In recent years, Carrão has undergone an intense process of real estate expansion, marked by the emergence of new high-end residential buildings as well as prominent commercial ventures. This rapid urbanization has worsened traffic in the region. A 2012 survey indicated that Avenida Conselheiro Carrão, the neighborhood’s main commercial thoroughfare, was one of the ten most congested streets in the city, with a higher traffic slowdown rate than Avenida Rebouças, an important link between downtown and the western zone of São Paulo.

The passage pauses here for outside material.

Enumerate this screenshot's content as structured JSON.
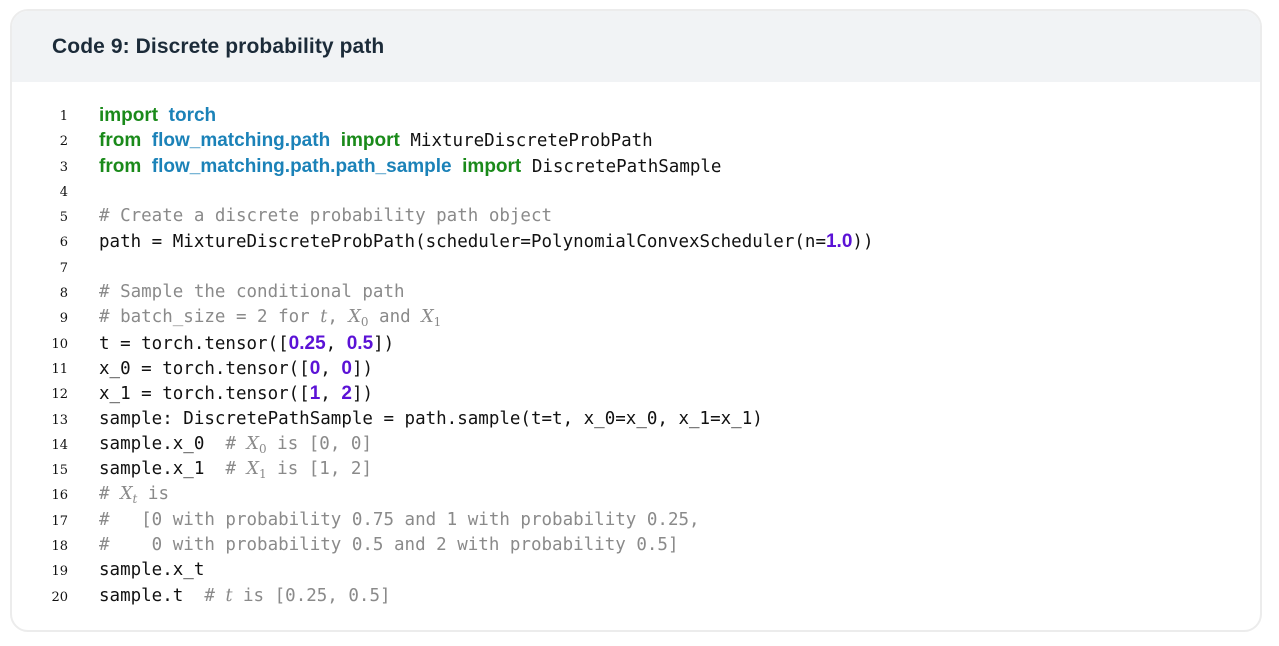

The arrival of the subway may ease traffic in the area. The extension of São Paulo’s Metro Line 2 plans to build two stations in Carrão: Guilherme Giorgi and Nova Manchester, along with other stops in neighboring districts.

According to data collected by the 2010 Census, Carrão stands out as the most representatively "Paulista" region within the city of São Paulo.

==Curiosities==
Carrão and the neighboring district of Vila Formosa share the Vila Formosa Cemetery (est. 1949). It is believed to be the largest cemetery in Latin America, with 780,000 m^{2} and more than 1,400,000 "permanent residents".